Dieser nimmt jedoch nicht nur wie erwähnt ab. Er bewegt sich auch fort.
Im letzten Beitrag haben wir gezeigt, dass sich aufgrund des Klimawandels Meeresströmungen verändern: Etwa wird der Golfstrom schwächer. Eine Folge davon ist die Erwärmung des Wassers vor der Nordostküste der USA. Betrachtet man Arten, die in dieser Region häufig gefangen werden, scheint sich diese Erwärmung bemerkbar zu machen: Von Krabben und Hummern über Makrelen bis zu Haien wandern fast alle Arten Richtung Norden.
Forscher haben über 5 Jahrzehnte lang knapp 650 dieser Arten untersucht. Wie in der folgenden Grafik dargestellt, verschob sich ihr Verbreitungsgebiet in dieser Region im Schnitt um etwa ein halbes Grad geografischer Breite Richtung Norden. Das entspricht etwa 55 Kilometern.
Global betrachtet, haben sich marine Spezies sogar noch deutlich weiter nordwärts verbreitet. Der Klimarat schreibt von 52 Kilometern pro Jahrzehnt für Arten, die in den obersten 200 Metern beheimatet sind, respektive von 29 Kilometern für solche unter 200 Metern – und zwar seit den 1950er-Jahren.

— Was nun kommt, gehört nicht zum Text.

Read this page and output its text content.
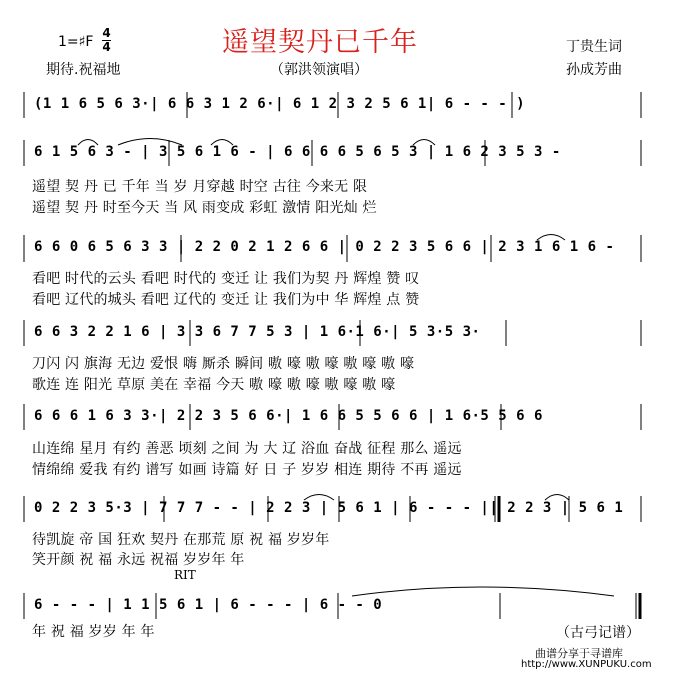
1=♯F
4
4	遥望契丹已千年
期待.祝福地	（郭洪领演唱）
丁贵生词
孙成芳曲
(1 1 6 5 6 3·| 6 6 3 1 2 6·| 6 1 2 3 2 5 6 1| 6 - - - )
6 1 5 6 3 - | 3 5 6 1 6 - | 6 6 6 6 5 6 5 3 | 1 6 2 3 5 3 -
遥望 契 丹 已 千年 当 岁 月穿越 时空 古往 今来无 限
遥望 契 丹 时至今天 当 风 雨变成 彩虹 激情 阳光灿 烂
6 6 0 6 5 6 3 3 | 2 2 0 2 1 2 6 6 | 0 2 2 3 5 6 6 | 2 3 1 6 1 6 -
看吧 时代的云头 看吧 时代的 变迁 让 我们为契 丹 辉煌 赞 叹
看吧 辽代的城头 看吧 辽代的 变迁 让 我们为中 华 辉煌 点 赞
6 6 3 2 2 1 6 | 3 3 6 7 7 5 3 | 1 6·1 6·| 5 3·5 3·
刀闪 闪 旗海 无边 爱恨 嗨 厮杀 瞬间 嗷 嚎 嗷 嚎 嗷 嚎 嗷 嚎
歌连 连 阳光 草原 美在 幸福 今天 嗷 嚎 嗷 嚎 嗷 嚎 嗷 嚎
6 6 6 1 6 3 3·| 2 2 3 5 6 6·| 1 6 6 5 5 6 6 | 1 6·5 5 6 6
山连绵 星月 有约 善恶 顷刻 之间 为 大 辽 浴血 奋战 征程 那么 遥远
情绵绵 爱我 有约 谱写 如画 诗篇 好 日 子 岁岁 相连 期待 不再 遥远
0 2 2 3 5·3 | 7 7 7 - - | 2 2 3 | 5 6 1 | 6 - - - || 2 2 3 | 5 6 1
待凯旋 帝 国 狂欢 契丹 在那荒 原 祝 福 岁岁年
笑开颜 祝 福 永远 祝福 岁岁年 年
RIT
6 - - - | 1 1 5 6 1 | 6 - - - | 6 - - 0
年 祝 福 岁岁 年 年	（古弓记谱）
曲谱分享于寻谱库
http://www.XUNPUKU.com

Berufs- und Hobbyfischern ist dies nicht entgangen. Sie müssen ihre Netze und Angeln immer weiter nördlich auswerfen – oder sie gehen leer aus.
Betroffen sind allerdings nicht nur Arten, die in den Netzen der Fischer enden. Auch Wale wurden im Verlauf der letzten Jahrzehnte immer weiter nördlich gesichtet. Sie stehen an der Spitze der Nahrungskette und bieten damit Anhaltspunkte für das gesamte Ökosystem. Einzelne Arten, wie etwa der Pottwal – bekannt aus «Moby-Dick» –, haben ihr Verbreitungsgebiet gleich um mehrere Breitengrade nach Norden ausgedehnt. Käpt’n Ahab müsste heutzutage für seine Beute wohl weiter segeln.
Schluss
Vorläufig wirkt sich die Klimadynamik im Ozean vor allem auf dessen Bewohner aus. Die Umweltbedingungen, an die sie angepasst sind, verändern sich. Wenn es ihnen möglich ist, suchen Arten ihr Glück in neuen Gefilden. Andere sind an ihren Lebensraum gebunden.

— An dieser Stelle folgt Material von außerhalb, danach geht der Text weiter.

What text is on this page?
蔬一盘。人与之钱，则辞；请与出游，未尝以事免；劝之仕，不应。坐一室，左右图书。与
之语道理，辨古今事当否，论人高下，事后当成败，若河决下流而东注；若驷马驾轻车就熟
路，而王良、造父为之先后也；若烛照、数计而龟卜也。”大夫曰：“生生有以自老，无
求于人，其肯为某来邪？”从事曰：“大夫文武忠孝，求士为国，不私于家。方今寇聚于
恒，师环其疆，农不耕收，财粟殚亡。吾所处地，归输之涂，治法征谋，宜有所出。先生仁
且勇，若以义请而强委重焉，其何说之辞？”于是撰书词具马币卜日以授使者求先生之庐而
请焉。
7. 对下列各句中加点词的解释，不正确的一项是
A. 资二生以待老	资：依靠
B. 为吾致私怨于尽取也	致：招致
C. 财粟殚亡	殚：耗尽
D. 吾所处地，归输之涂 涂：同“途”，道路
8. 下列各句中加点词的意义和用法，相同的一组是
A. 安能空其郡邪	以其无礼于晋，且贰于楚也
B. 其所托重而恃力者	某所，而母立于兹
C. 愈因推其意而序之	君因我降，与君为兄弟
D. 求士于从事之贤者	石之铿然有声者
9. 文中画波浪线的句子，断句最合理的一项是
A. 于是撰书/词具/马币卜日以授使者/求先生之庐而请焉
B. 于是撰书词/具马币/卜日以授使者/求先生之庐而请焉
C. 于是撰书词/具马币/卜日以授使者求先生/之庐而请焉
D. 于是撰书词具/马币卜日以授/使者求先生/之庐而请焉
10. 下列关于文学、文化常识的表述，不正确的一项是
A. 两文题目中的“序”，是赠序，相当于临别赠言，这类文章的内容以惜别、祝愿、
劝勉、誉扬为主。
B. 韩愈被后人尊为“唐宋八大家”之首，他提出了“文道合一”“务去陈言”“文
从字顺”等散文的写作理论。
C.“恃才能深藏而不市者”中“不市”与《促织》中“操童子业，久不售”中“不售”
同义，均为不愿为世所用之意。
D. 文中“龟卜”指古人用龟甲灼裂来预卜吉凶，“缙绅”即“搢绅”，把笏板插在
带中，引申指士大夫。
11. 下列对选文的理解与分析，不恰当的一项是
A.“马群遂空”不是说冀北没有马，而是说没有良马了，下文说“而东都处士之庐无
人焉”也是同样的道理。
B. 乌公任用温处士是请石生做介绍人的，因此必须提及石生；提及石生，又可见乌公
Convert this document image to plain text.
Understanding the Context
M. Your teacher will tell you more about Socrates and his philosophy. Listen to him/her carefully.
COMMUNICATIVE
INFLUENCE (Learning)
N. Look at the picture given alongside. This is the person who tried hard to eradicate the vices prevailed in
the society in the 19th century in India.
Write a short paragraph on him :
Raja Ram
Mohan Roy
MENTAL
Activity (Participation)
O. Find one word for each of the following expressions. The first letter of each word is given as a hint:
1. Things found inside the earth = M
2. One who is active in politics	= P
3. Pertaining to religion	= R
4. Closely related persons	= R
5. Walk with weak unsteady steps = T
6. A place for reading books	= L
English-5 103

Doch auch wir Menschen kommen nicht unversehrt davon. Viele spüren schon heute die diversen Auswirkungen der Erderwärmung auf die Weltmeere. Dabei wissen wir nicht einmal, was noch alles auf uns zukommt.
Viele Vertreter kommender Generationen werden ihr Zuhause aufgeben müssen – seien dies Holzhütten auf Inselstaaten oder Wolkenkratzer in Metropolen. Und auch Menschen, die nicht in Meeresnähe leben, werden sich ihrer Abhängigkeit immer mehr bewusst werden. Das fehlende Fischfilet mag einigen egal sein – doch Sauerstoff zum Atmen brauchen wir alle.